Ainsi, la reconduction dudit principe dans le droit positif ivoirien, n’a nullement cessé de produire ses effets depuis 2000, et ce, de façon continue.

En conséquence, les deux mandats présidentiels du Candidat Alassane OUATTARA obtenus en 2010 et 2015 tombent sous le coup du principe de la limitation des mandats.

Le Candidat Alassane OUATTARA, ne peut prétexter d’une virginité de mandature, lui permettant de briguer un troisième mandat, faussement dénommé « le premier mandat de la troisième République ».

De toute évidence, il a poursuivi son deuxième mandat sous l’empire de la Constitution de 2016.

Il est par ailleurs incontestable que la Constitution de 2016 en vigueur en lieu et place de remettre les compteurs de son mandat présidentiel à zéro, a plutôt consacré son deuxième mandat.

A titre de preuve, conformément à l’article 179 de ladite Constitution, qui dispose :

« Le Président de la République en exercice à la date de la promulgation de la présente Constitution nomme le Vice-président de la République après vérification de ses conditions d’éligibilité par le Conseil constitutionnel. Le président de République met fin à ses fonctions.

Le Vice-président de la République ainsi nommé prête serment dans les conditions prévues par la loi devant le Conseil constitutionnel réuni en audience solennelle », le candidat Alassane OUATTARA dans l’exercice de ses fonctions présidentielles de son deuxième mandat, a effectivement nommé un Vice-Président en la personne de Monsieur Daniel Kablan Duncan et a promulgué l’actuelle Constitution.

Pièce 6 : Article 179 de la Constitution du 08 novembre 2016

En outre, les dispositions de l’article 183 de la Constitution de 2016 précisent avec clarté que « La législation actuellement en vigueur en Côte d’Ivoire reste applicable, sauf l’intervention de textes nouveaux, en ce qu’elle n’a rien de contraire à la présente Constitution ».

Pièce 7 : Article 183 de la Constitution du 08 novembre 2016

Alors qu’il est constant que par application du principe de la continuité législative susmentionné, il y a lieu de se référer aux dispositions de l’article 51 de la Constitution de 2016 qui précise les textes concourant à la définition des conditions et modalités de désignation du Président de la République.

« Le peuple exerce sa souveraineté par la voie du référendum et par ses représentants élus.

Les conditions du recours au référendum ainsi que les modalités de l’élection du Président de la République et des membres du Parlement sont déterminées par la Constitution et précisées par une loi organique ».
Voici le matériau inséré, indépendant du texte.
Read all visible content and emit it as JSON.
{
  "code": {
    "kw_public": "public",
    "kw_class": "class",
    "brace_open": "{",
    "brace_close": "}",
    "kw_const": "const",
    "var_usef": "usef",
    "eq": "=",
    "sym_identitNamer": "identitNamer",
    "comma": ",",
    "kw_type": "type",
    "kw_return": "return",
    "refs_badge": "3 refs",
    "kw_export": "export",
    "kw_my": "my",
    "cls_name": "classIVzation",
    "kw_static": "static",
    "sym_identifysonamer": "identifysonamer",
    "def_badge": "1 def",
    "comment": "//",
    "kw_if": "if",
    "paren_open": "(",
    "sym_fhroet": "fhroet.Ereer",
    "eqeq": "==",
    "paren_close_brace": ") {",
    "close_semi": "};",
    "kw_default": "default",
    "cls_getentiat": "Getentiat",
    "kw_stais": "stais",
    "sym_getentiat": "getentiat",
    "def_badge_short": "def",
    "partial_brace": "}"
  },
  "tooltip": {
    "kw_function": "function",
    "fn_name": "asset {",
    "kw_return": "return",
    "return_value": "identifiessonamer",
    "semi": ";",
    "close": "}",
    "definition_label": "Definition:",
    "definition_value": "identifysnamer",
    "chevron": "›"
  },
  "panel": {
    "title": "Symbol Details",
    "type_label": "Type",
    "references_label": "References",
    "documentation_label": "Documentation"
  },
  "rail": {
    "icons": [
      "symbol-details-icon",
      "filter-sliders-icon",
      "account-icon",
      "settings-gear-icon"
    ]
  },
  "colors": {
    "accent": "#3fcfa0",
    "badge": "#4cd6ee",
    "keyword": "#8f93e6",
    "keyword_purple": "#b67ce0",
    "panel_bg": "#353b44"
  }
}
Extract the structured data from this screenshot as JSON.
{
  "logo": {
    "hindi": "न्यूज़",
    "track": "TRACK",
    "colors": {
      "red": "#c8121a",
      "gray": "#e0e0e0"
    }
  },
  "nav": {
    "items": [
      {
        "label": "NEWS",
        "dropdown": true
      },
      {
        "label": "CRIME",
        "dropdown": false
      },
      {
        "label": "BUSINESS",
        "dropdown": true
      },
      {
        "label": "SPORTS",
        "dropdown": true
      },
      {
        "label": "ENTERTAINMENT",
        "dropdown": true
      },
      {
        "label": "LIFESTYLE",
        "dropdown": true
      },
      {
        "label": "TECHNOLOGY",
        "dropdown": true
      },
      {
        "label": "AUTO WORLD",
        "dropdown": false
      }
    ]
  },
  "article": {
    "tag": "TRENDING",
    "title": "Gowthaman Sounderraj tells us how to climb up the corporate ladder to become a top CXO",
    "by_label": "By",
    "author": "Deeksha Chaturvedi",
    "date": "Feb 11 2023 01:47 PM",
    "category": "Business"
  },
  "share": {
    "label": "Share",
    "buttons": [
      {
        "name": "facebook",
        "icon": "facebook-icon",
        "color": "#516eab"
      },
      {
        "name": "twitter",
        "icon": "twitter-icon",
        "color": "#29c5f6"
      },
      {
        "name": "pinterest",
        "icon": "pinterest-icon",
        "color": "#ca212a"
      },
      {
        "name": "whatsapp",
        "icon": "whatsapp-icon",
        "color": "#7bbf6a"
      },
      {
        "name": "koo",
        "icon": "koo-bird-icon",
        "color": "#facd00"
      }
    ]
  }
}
Pièce 8 : Article 51 de la Constitution du 08 novembre 2016

Or, il n’existe pas de loi organique précisant les modalités de l’élection du Président de la République, lesquelles modalités prennent en compte les conditions d’éligibilité, dont notamment la durée du mandat.

A défaut d’une loi organique, il convient de s’en remettre au Code électoral du 1er août 2000, qui dispose sans aucune ambiguïté en son article 43 alinéa 1er :

« Le Président de la République est élu pour cinq ans au suffrage universel direct. Il n’est rééligible qu’une fois ».

Dès lors que le même principe de la limitation des mandats prévaut dans le Code électoral depuis son entrée en vigueur en 2000 sans aucune interruption, il est illusoire d’alléguer que ce principe aurait disparu à l’avènement de l’actuelle constitution de 2016, qui d’ailleurs l’a elle-même reconduit.

En tout état de cause, outre les pertinentes dispositions constitutionnelles et législatives qui établissent la vacuité des arguties qui tenteraient de conférer un soupçon de légalité à la candidature de monsieur Alassane Ouattara, il convient de rappeler la constance jurisprudence du Conseil Constitutionnel qui de façon explicite abonde dans le sens du requérant, relativement à la survivance des dispositions et principes de la Constitution du 1er août 2000.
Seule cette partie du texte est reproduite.